Henryk Sienkiewicz

"Ta trzecia"

ROZDZIAŁ XIII

Godzina jedenasta rano...
Ewy tylko co nie widać.
Mam na sobie zgrzebną koszulę, otwartą na piersiach, świtę nieco podszarpaną, ale porządną, pas, buty, wszystko co potrzeba.
Włosy siwej peruki spadają mi na oczy i mądry byłby, kto by poznał, że to jest peruka; moja broda jest arcydziełem cierpliwości. Od ósmej rano wklejałem za pomocą tęgiego karuku białe pasma między moje własne włosy - i zsędziwiałem tak, że i na starość nie zsędziwieję naturalniej... Rozcieńczona sepia dała mi smagłość, a zmarszczki wykonał Światecki po prostu genialnie. Wyglądam na lat siedmdziesiąt.
Światecki utrzymuje, że zamiast malować, mógłbym zarabiać na chleb jako model, co by było nawet z większą dla sztuki korzyścią.
Godzina wpół do dwunastej... Ewa zajeżdża.
Posyłam węzełek z mymi zwykłymi rzeczami do powozu, bo nie wiem, czy mi się nie wypadnie przebrać; następnie biorę lirę, schodzę i przy drzwiczkach wykrzykuję:
- Sława Bohu!
Adami jest zdumiona i zachwycona.
- Cudowny pasiecznik! Cudowny did! - powtarza śmiejąc się. - Tylko artyście może przyjść coś podobnego do głowy!

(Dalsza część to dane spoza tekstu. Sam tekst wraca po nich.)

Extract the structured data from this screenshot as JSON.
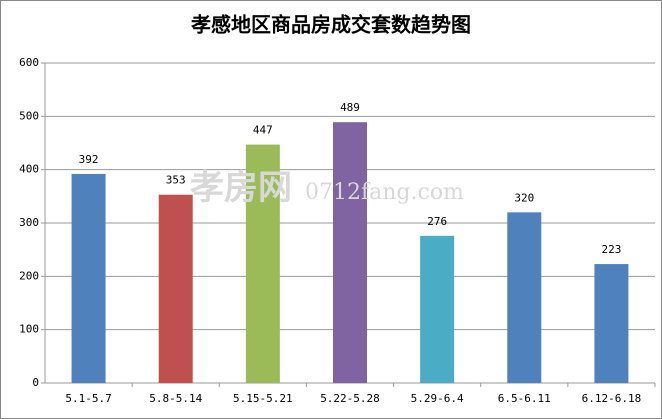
{
  "chart_data": {
    "type": "bar",
    "title": "孝感地区商品房成交套数趋势图",
    "categories": [
      "5.1-5.7",
      "5.8-5.14",
      "5.15-5.21",
      "5.22-5.28",
      "5.29-6.4",
      "6.5-6.11",
      "6.12-6.18"
    ],
    "values": [
      392,
      353,
      447,
      489,
      276,
      320,
      223
    ],
    "colors": [
      "#4f81bd",
      "#c0504d",
      "#9bbb59",
      "#8064a2",
      "#4bacc6",
      "#4f81bd",
      "#4f81bd"
    ],
    "ylim": [
      0,
      600
    ],
    "yticks": [
      0,
      100,
      200,
      300,
      400,
      500,
      600
    ],
    "grid": true,
    "watermark": {
      "brand": "孝房网",
      "site": "0712fang.com"
    }
  }
}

Mówiąc nawiasem, sama wygląda jak letni poranek. Ma na sobie sukienkę z surowego jedwabiu i słomiany kapelusz z makami. Nie mogę się jej odpatrzyć. Przyjechała w otwartym powozie, więc ludzie w tej chwili poczynają nas otaczać; ale co ona sobie z tego robi!
Nareszcie powóz rusza; serce zaczyna mi bić żywiej - za kwadrans zobaczę wymarzoną Helę...

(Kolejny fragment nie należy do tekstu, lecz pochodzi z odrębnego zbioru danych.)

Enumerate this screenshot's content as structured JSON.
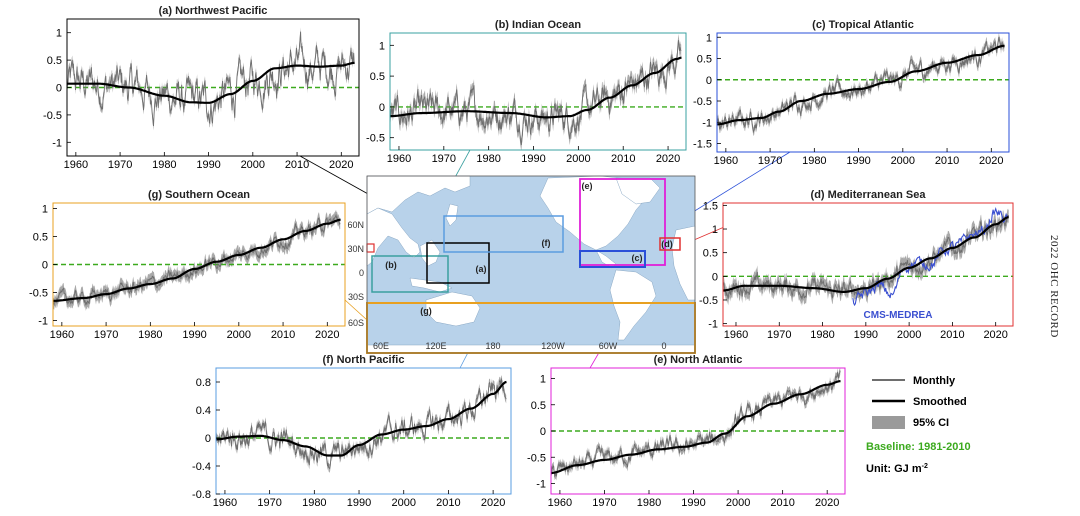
{
  "record_label": "2022 OHC RECORD",
  "colors": {
    "monthly": "#6e6e6e",
    "smoothed": "#000000",
    "ci": "#9a9a9a",
    "baseline": "#3caa1e",
    "cms": "#3a4fd0",
    "frame_a": "#000000",
    "frame_b": "#3aa0a0",
    "frame_c": "#2a4fd8",
    "frame_d": "#e03030",
    "frame_e": "#e020d8",
    "frame_f": "#5a9ce0",
    "frame_g": "#e8a020",
    "ocean": "#b8d2ea"
  },
  "legend": {
    "monthly": "Monthly",
    "smoothed": "Smoothed",
    "ci": "95% CI",
    "baseline": "Baseline: 1981-2010",
    "unit": "Unit: GJ m",
    "unit_exp": "-2"
  },
  "map": {
    "lat_labels": [
      "60N",
      "30N",
      "0",
      "30S",
      "60S"
    ],
    "lon_labels": [
      "60E",
      "120E",
      "180",
      "120W",
      "60W",
      "0"
    ],
    "box_labels": [
      "(a)",
      "(b)",
      "(c)",
      "(d)",
      "(e)",
      "(f)",
      "(g)"
    ]
  },
  "chart_data": [
    {
      "id": "a",
      "type": "line",
      "title": "(a) Northwest Pacific",
      "xlim": [
        1958,
        2024
      ],
      "ylim": [
        -1.25,
        1.25
      ],
      "yticks": [
        -1,
        -0.5,
        0,
        0.5,
        1
      ],
      "ytick_labels": [
        "-1",
        "-0.5",
        "0",
        "0.5",
        "1"
      ],
      "xticks": [
        1960,
        1970,
        1980,
        1990,
        2000,
        2010,
        2020
      ],
      "xtick_labels": [
        "1960",
        "1970",
        "1980",
        "1990",
        "2000",
        "2010",
        "2020"
      ],
      "baseline": 0,
      "noise": 0.32,
      "ci": 0.08,
      "smoothed": {
        "x": [
          1958,
          1965,
          1972,
          1980,
          1986,
          1990,
          1995,
          2000,
          2005,
          2010,
          2015,
          2020,
          2023
        ],
        "y": [
          0.07,
          0.07,
          0.0,
          -0.15,
          -0.27,
          -0.28,
          -0.12,
          0.12,
          0.35,
          0.4,
          0.38,
          0.4,
          0.45
        ]
      }
    },
    {
      "id": "b",
      "type": "line",
      "title": "(b) Indian Ocean",
      "xlim": [
        1958,
        2024
      ],
      "ylim": [
        -0.7,
        1.2
      ],
      "yticks": [
        -0.5,
        0,
        0.5,
        1
      ],
      "ytick_labels": [
        "-0.5",
        "0",
        "0.5",
        "1"
      ],
      "xticks": [
        1960,
        1970,
        1980,
        1990,
        2000,
        2010,
        2020
      ],
      "xtick_labels": [
        "1960",
        "1970",
        "1980",
        "1990",
        "2000",
        "2010",
        "2020"
      ],
      "baseline": 0,
      "noise": 0.22,
      "ci": 0.1,
      "smoothed": {
        "x": [
          1958,
          1965,
          1975,
          1985,
          1993,
          1998,
          2002,
          2007,
          2012,
          2017,
          2022,
          2023
        ],
        "y": [
          -0.15,
          -0.1,
          -0.07,
          -0.1,
          -0.17,
          -0.15,
          -0.05,
          0.15,
          0.35,
          0.55,
          0.78,
          0.8
        ]
      }
    },
    {
      "id": "c",
      "type": "line",
      "title": "(c) Tropical Atlantic",
      "xlim": [
        1958,
        2024
      ],
      "ylim": [
        -1.7,
        1.1
      ],
      "yticks": [
        -1.5,
        -1,
        -0.5,
        0,
        0.5,
        1
      ],
      "ytick_labels": [
        "-1.5",
        "-1",
        "-0.5",
        "0",
        "0.5",
        "1"
      ],
      "xticks": [
        1960,
        1970,
        1980,
        1990,
        2000,
        2010,
        2020
      ],
      "xtick_labels": [
        "1960",
        "1970",
        "1980",
        "1990",
        "2000",
        "2010",
        "2020"
      ],
      "baseline": 0,
      "noise": 0.18,
      "ci": 0.1,
      "smoothed": {
        "x": [
          1958,
          1963,
          1968,
          1972,
          1977,
          1983,
          1990,
          1997,
          2003,
          2010,
          2017,
          2023
        ],
        "y": [
          -1.05,
          -0.95,
          -0.9,
          -0.75,
          -0.5,
          -0.33,
          -0.22,
          -0.05,
          0.2,
          0.4,
          0.58,
          0.8
        ]
      }
    },
    {
      "id": "d",
      "type": "line",
      "title": "(d) Mediterranean Sea",
      "xlim": [
        1957,
        2024
      ],
      "ylim": [
        -1.05,
        1.55
      ],
      "yticks": [
        -1,
        -0.5,
        0,
        0.5,
        1,
        1.5
      ],
      "ytick_labels": [
        "-1",
        "-0.5",
        "0",
        "0.5",
        "1",
        "1.5"
      ],
      "xticks": [
        1960,
        1970,
        1980,
        1990,
        2000,
        2010,
        2020
      ],
      "xtick_labels": [
        "1960",
        "1970",
        "1980",
        "1990",
        "2000",
        "2010",
        "2020"
      ],
      "baseline": 0,
      "noise": 0.15,
      "ci": 0.14,
      "annotation": "CMS-MEDREA",
      "smoothed": {
        "x": [
          1957,
          1962,
          1970,
          1978,
          1985,
          1990,
          1995,
          2000,
          2005,
          2010,
          2015,
          2020,
          2023
        ],
        "y": [
          -0.3,
          -0.2,
          -0.2,
          -0.25,
          -0.33,
          -0.25,
          -0.05,
          0.18,
          0.38,
          0.6,
          0.82,
          1.1,
          1.25
        ]
      },
      "cms_series": {
        "x": [
          1987,
          1990,
          1993,
          1996,
          1999,
          2002,
          2005,
          2008,
          2011,
          2014,
          2017,
          2020,
          2023
        ],
        "y": [
          -0.55,
          -0.35,
          -0.2,
          -0.4,
          0.2,
          0.3,
          0.25,
          0.55,
          0.65,
          0.85,
          0.95,
          1.35,
          1.2
        ]
      }
    },
    {
      "id": "e",
      "type": "line",
      "title": "(e) North Atlantic",
      "xlim": [
        1958,
        2024
      ],
      "ylim": [
        -1.2,
        1.2
      ],
      "yticks": [
        -1,
        -0.5,
        0,
        0.5,
        1
      ],
      "ytick_labels": [
        "-1",
        "-0.5",
        "0",
        "0.5",
        "1"
      ],
      "xticks": [
        1960,
        1970,
        1980,
        1990,
        2000,
        2010,
        2020
      ],
      "xtick_labels": [
        "1960",
        "1970",
        "1980",
        "1990",
        "2000",
        "2010",
        "2020"
      ],
      "baseline": 0,
      "noise": 0.14,
      "ci": 0.08,
      "smoothed": {
        "x": [
          1958,
          1964,
          1970,
          1976,
          1982,
          1988,
          1993,
          1997,
          2002,
          2008,
          2014,
          2020,
          2023
        ],
        "y": [
          -0.8,
          -0.65,
          -0.55,
          -0.45,
          -0.35,
          -0.3,
          -0.22,
          -0.05,
          0.28,
          0.52,
          0.7,
          0.88,
          0.95
        ]
      }
    },
    {
      "id": "f",
      "type": "line",
      "title": "(f) North Pacific",
      "xlim": [
        1958,
        2024
      ],
      "ylim": [
        -0.8,
        1.0
      ],
      "yticks": [
        -0.8,
        -0.4,
        0,
        0.4,
        0.8
      ],
      "ytick_labels": [
        "-0.8",
        "-0.4",
        "0",
        "0.4",
        "0.8"
      ],
      "xticks": [
        1960,
        1970,
        1980,
        1990,
        2000,
        2010,
        2020
      ],
      "xtick_labels": [
        "1960",
        "1970",
        "1980",
        "1990",
        "2000",
        "2010",
        "2020"
      ],
      "baseline": 0,
      "noise": 0.15,
      "ci": 0.06,
      "smoothed": {
        "x": [
          1958,
          1963,
          1968,
          1973,
          1978,
          1983,
          1986,
          1990,
          1995,
          2000,
          2005,
          2010,
          2015,
          2020,
          2023
        ],
        "y": [
          -0.02,
          0.02,
          0.03,
          -0.03,
          -0.12,
          -0.25,
          -0.25,
          -0.1,
          0.05,
          0.12,
          0.17,
          0.27,
          0.42,
          0.63,
          0.8
        ]
      }
    },
    {
      "id": "g",
      "type": "line",
      "title": "(g) Southern Ocean",
      "xlim": [
        1958,
        2024
      ],
      "ylim": [
        -1.1,
        1.1
      ],
      "yticks": [
        -1,
        -0.5,
        0,
        0.5,
        1
      ],
      "ytick_labels": [
        "-1",
        "-0.5",
        "0",
        "0.5",
        "1"
      ],
      "xticks": [
        1960,
        1970,
        1980,
        1990,
        2000,
        2010,
        2020
      ],
      "xtick_labels": [
        "1960",
        "1970",
        "1980",
        "1990",
        "2000",
        "2010",
        "2020"
      ],
      "baseline": 0,
      "noise": 0.1,
      "ci": 0.1,
      "smoothed": {
        "x": [
          1958,
          1965,
          1970,
          1975,
          1980,
          1985,
          1990,
          1995,
          2000,
          2005,
          2010,
          2015,
          2020,
          2023
        ],
        "y": [
          -0.65,
          -0.6,
          -0.53,
          -0.43,
          -0.35,
          -0.25,
          -0.08,
          0.05,
          0.17,
          0.3,
          0.45,
          0.6,
          0.73,
          0.8
        ]
      }
    }
  ]
}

Nie ujechaliśmy jeszcze stu kroków, gdy spostrzegłem z daleka idącego naprzeciw Ostrzyńskiego.
Ten musi się wszędy znaleźć!
Ujrzawszy nas staje, kłania się Ewusi, potem zaczyna przypatrywać się bystro nam obojgu, a w szczególności mnie. Nie przypuszczam, żeby mnie poznał, jednak minąwszy go oglądam się i widzę, że ciągle stoi i odprowadza nas wzrokiem. Dopiero na zakręcie tracimy go z oczu. Powóz posuwa się dość szybko; pomimo tego wydaje mi się, że podróż trwa wieki. Na koniec w alejach Belwederskich stajemy...
Jesteśmy przed domem Heli.
Lecę ku drzwiom, jakby się paliło.
Ewa biegnie za mną wołając:
- Co za nieznośny dziad!
Służący o postawie bardzo paradnej otwiera nam drzwi, a zarazem otwiera szeroko i oczy na mój widok; Ewa uspokaja jego zdziwienie mówiąc, że dziadek z nią przyjechał i wchodzimy na górę.
Panna służąca pojawia się na chwilę, oświadcza, że pani się ubiera w przyległym pokoju - i znika.
- Dzień dobry, Helu! - woła Ewa.
- Dzień dobry, Ewuś! - odpowiada cudowny, świeży głos. - Zaraz, zaraz! Za chwilę będę gotowa.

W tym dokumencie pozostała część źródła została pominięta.